Il s’exprime ici sur les points préoccupants d’une actualité brûlante.

- L’affaire des milliards détournés du fond COVID

- L’Affaire des Audits à Problème de fonds de Survie du MRC

- L’Affaire des Alliances qui valsent dans l’opposition

- L’Affaire de la succession de Paul Biya par son fils Franck

- La transition militaire au Tchad et les hésitations de l’UA

- La levée des Brevets sur les Vaccins contre le COVID

- Le Déploiement du MPDR sur le terrain

- La déclaration de Cabral Libi qui dit que rien ne l’empêchera d’entrer à Etoudi en 2024

 Monsieur le Médiateur universel, nous vous remercions pour avoir accepté une fois de plus, de vous prêter à nos interrogations, en fait une quête de clarifications sur un certain nombre de sujets préoccupants. D’abord, cette histoire de fonds COVID détourné.

Ecoutez, je veux vous rassurer sur ma disponibilité des tous les instants et sur toutes les questions. Je me suis fait une véritable mission de m’exprimer à chaque fois que j’en ressens le besoin, mais également à chaque fois que mon opinion est requise.
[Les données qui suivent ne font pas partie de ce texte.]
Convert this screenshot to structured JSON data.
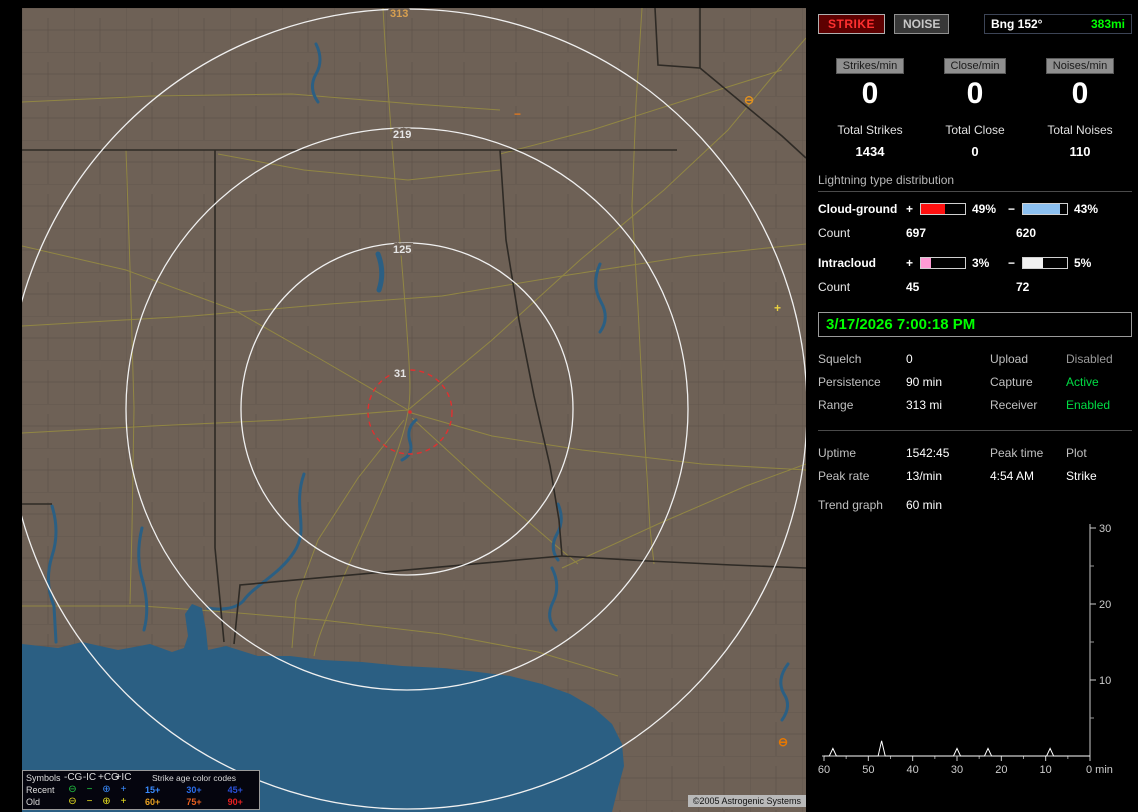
{
  "colors": {
    "accent_green": "#00ff00",
    "status_active": "#00dd44",
    "status_disabled": "#9a9a9a",
    "strike_red": "#ff3030",
    "ring_label": "#e6e6e6",
    "ring_label_outer": "#d8a050",
    "map_land": "#6e6156",
    "map_water": "#2b5f83"
  },
  "map": {
    "rings": [
      {
        "label": "313"
      },
      {
        "label": "219"
      },
      {
        "label": "125"
      },
      {
        "label": "31"
      }
    ],
    "markers": [
      {
        "glyph": "⊖",
        "color": "#e09020"
      },
      {
        "glyph": "−",
        "color": "#e07820"
      },
      {
        "glyph": "+",
        "color": "#e8d040"
      },
      {
        "glyph": "⊖",
        "color": "#e87800"
      }
    ],
    "copyright": "©2005 Astrogenic Systems",
    "legend": {
      "symbols_header": "Symbols",
      "columns": [
        "-CG",
        "-IC",
        "+CG",
        "+IC"
      ],
      "glyphs": [
        "⊖",
        "−",
        "⊕",
        "+"
      ],
      "age_header": "Strike age color codes",
      "recent_label": "Recent",
      "old_label": "Old",
      "recent_ages": [
        "15+",
        "30+",
        "45+"
      ],
      "old_ages": [
        "60+",
        "75+",
        "90+"
      ],
      "recent_symbol_colors": [
        "#22cc44",
        "#22cc44",
        "#3a8cff",
        "#3a8cff"
      ],
      "old_symbol_colors": [
        "#e8e020",
        "#e8e020",
        "#e8e020",
        "#e8e020"
      ],
      "recent_age_colors": [
        "#3a8cff",
        "#2a6ce8",
        "#2a50d8"
      ],
      "old_age_colors": [
        "#e8a020",
        "#e86020",
        "#e82020"
      ]
    }
  },
  "panel": {
    "strike_button": "STRIKE",
    "noise_button": "NOISE",
    "bearing_label": "Bng 152°",
    "bearing_distance": "383mi",
    "counters": [
      {
        "label": "Strikes/min",
        "value": "0",
        "total_label": "Total Strikes",
        "total": "1434"
      },
      {
        "label": "Close/min",
        "value": "0",
        "total_label": "Total Close",
        "total": "0"
      },
      {
        "label": "Noises/min",
        "value": "0",
        "total_label": "Total Noises",
        "total": "110"
      }
    ],
    "distribution": {
      "title": "Lightning type distribution",
      "cloud_ground": {
        "label": "Cloud-ground",
        "plus_sign": "+",
        "minus_sign": "−",
        "plus_pct": "49%",
        "minus_pct": "43%",
        "plus_fill": "55%",
        "minus_fill": "85%",
        "plus_color": "#ff1010",
        "minus_color": "#8cc0f0",
        "count_label": "Count",
        "plus_count": "697",
        "minus_count": "620"
      },
      "intracloud": {
        "label": "Intracloud",
        "plus_sign": "+",
        "minus_sign": "−",
        "plus_pct": "3%",
        "minus_pct": "5%",
        "plus_fill": "22%",
        "minus_fill": "45%",
        "plus_color": "#ff9ad4",
        "minus_color": "#f0f0f0",
        "count_label": "Count",
        "plus_count": "45",
        "minus_count": "72"
      }
    },
    "clock": "3/17/2026 7:00:18 PM",
    "status": {
      "squelch_label": "Squelch",
      "squelch_value": "0",
      "persistence_label": "Persistence",
      "persistence_value": "90 min",
      "range_label": "Range",
      "range_value": "313 mi",
      "upload_label": "Upload",
      "upload_value": "Disabled",
      "capture_label": "Capture",
      "capture_value": "Active",
      "receiver_label": "Receiver",
      "receiver_value": "Enabled"
    },
    "stats": {
      "uptime_label": "Uptime",
      "uptime_value": "1542:45",
      "peak_time_label": "Peak time",
      "peak_time_value": "4:54 AM",
      "plot_label": "Plot",
      "plot_value": "Strike",
      "peak_rate_label": "Peak rate",
      "peak_rate_value": "13/min",
      "trend_label": "Trend graph",
      "trend_value": "60 min"
    }
  },
  "chart_data": {
    "type": "line",
    "title": "Trend graph - strikes per minute, last 60 minutes",
    "xlabel": "min",
    "ylabel": "",
    "x_ticks": [
      60,
      50,
      40,
      30,
      20,
      10,
      0
    ],
    "y_ticks": [
      10,
      20,
      30
    ],
    "ylim": [
      0,
      30
    ],
    "x_axis_note": "minutes ago, 0 at right; y axis drawn on right side",
    "series": [
      {
        "name": "Strike",
        "baseline": 0,
        "spikes": [
          {
            "minutes_ago": 58,
            "value": 1
          },
          {
            "minutes_ago": 47,
            "value": 2
          },
          {
            "minutes_ago": 30,
            "value": 1
          },
          {
            "minutes_ago": 23,
            "value": 1
          },
          {
            "minutes_ago": 9,
            "value": 1
          }
        ]
      }
    ]
  }
}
Vous évoquez la gestion des fonds alloués gracieusement à notre pays pour nous aider à faire face à la pandémie du COVID. Je dois vous dire tout de suite que j’ai très honte, honte de ce que de hauts responsables peuvent démontrer comme avidité, cupidité, inconscience et insouciance. Dans tous les cas, il serait judicieux d’attendre le résultat des enquêtes prescrites par le président de la République. Je veux croire que pour cette affaire comme pour d’autres, la justice fera son travail et proprement, sans interférence et sans états d’âmes. Le constat qui s’impose dorénavant, c’est que la course à l’enrichissement déborde tous les canons moraux pour plonger dans les caniveaux de la décrépitude mentale et de la trahison de nos intérêts nationaux. Malgré tout, je veux rester optimiste sur la capacité de nos institutions, à conjurer le diable à terme et à restaurer la vérité partout et sur toutes les affaires en tant que de besoin, maintenant, demain ou après-demain. Je ne pense pas un seul instant qu’un tel crime puisse échapper à la sanction des lois et du temps. Les auteurs, si effectivement convaincus de fautes, payeront nécessairement, absolument et inéluctablement.

 Croyez-vous franchement que tant de milliards soient recouvrables ?
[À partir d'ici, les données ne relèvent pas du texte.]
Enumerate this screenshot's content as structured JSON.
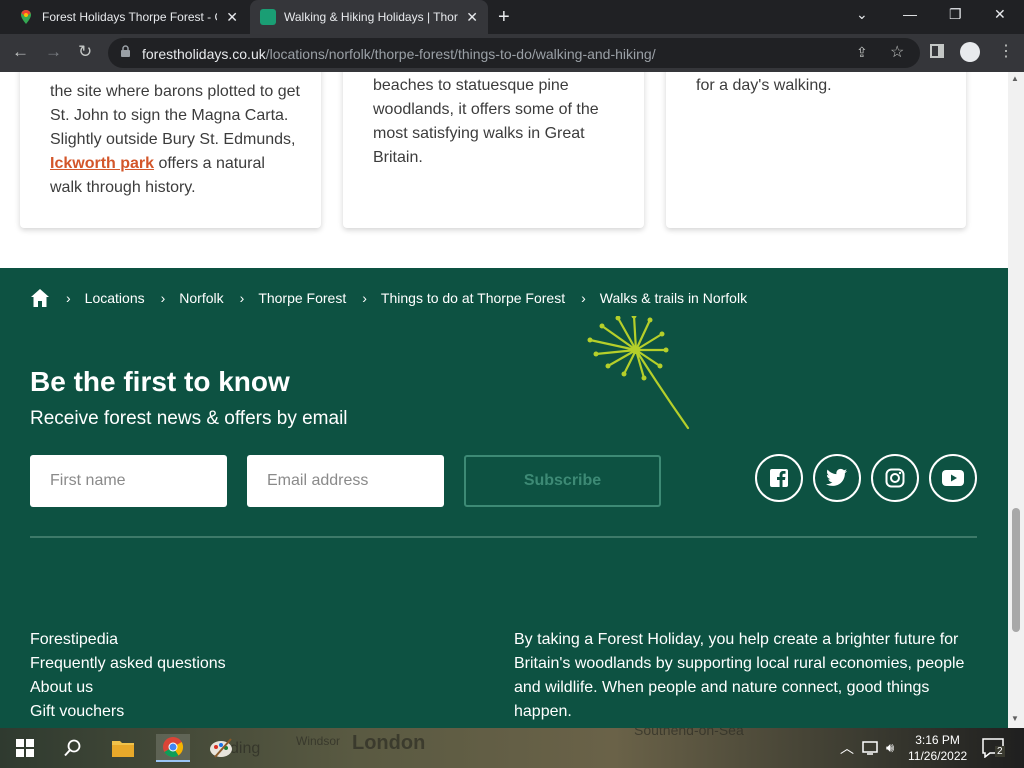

Ecoutez, je ne formule aucune hypothèse négative ou positive sur les enquêtes qui vont être engagées, ni sur les sanctions et encore moins sur les réparations. Toutes les éventualités sont ouvertes et toutes les options sont sur la table. Dans les quartiers on pointe déjà le doigt sur certains immeubles dits du fond COVID, c’est-à-dire résultant des détournements des dits fonds. La justice fera son travail et je n’en doute point.

Mais monsieur le Médiateur, quand on voit les maigres sommes collectées depuis le lancement de l’opération épervier, ne devrait-on pas désespérer ?

J’entends cette litanie au quotidien, à propos notamment de l’opération épervier qui n’aurait ni dissuader la continuation des vols et des détournements, ni renflouer les caisses de l’Etat. Ecoutez, il y a l’esprit, le principe, la philosophie, et l’orientation d’une part, et il y a les attentes matérielles et financières concrètes d’autre part. Je vous invite à louer et à célébrer l’esprit et le principe. La restitution des fonds et la confiscation des biens constituent une autre paire de manche qui peut dépendre d’un timing et d’un processus long et complexe. Les nouveaux riches bâtis avec les fonds COVID rendront gorge physiquement en privation de liberté éventuelle et en sanction matérielles et financières mettant en jeu leurs biens mal acquis d’autre part.

Monsieur le Médiateur, pourquoi ne vous a-ton pas trop entendu sur l’autre affaire qui secoue l’opposition et particulièrement le MRC ? Je précise que l’on connaît déjà votre position du début, quand vous aviez soutenu le Ministre Atanga Nji s’agissant de l’illégalité de l’opération survie du MRC. Alors que se passe-t-il maintenant ?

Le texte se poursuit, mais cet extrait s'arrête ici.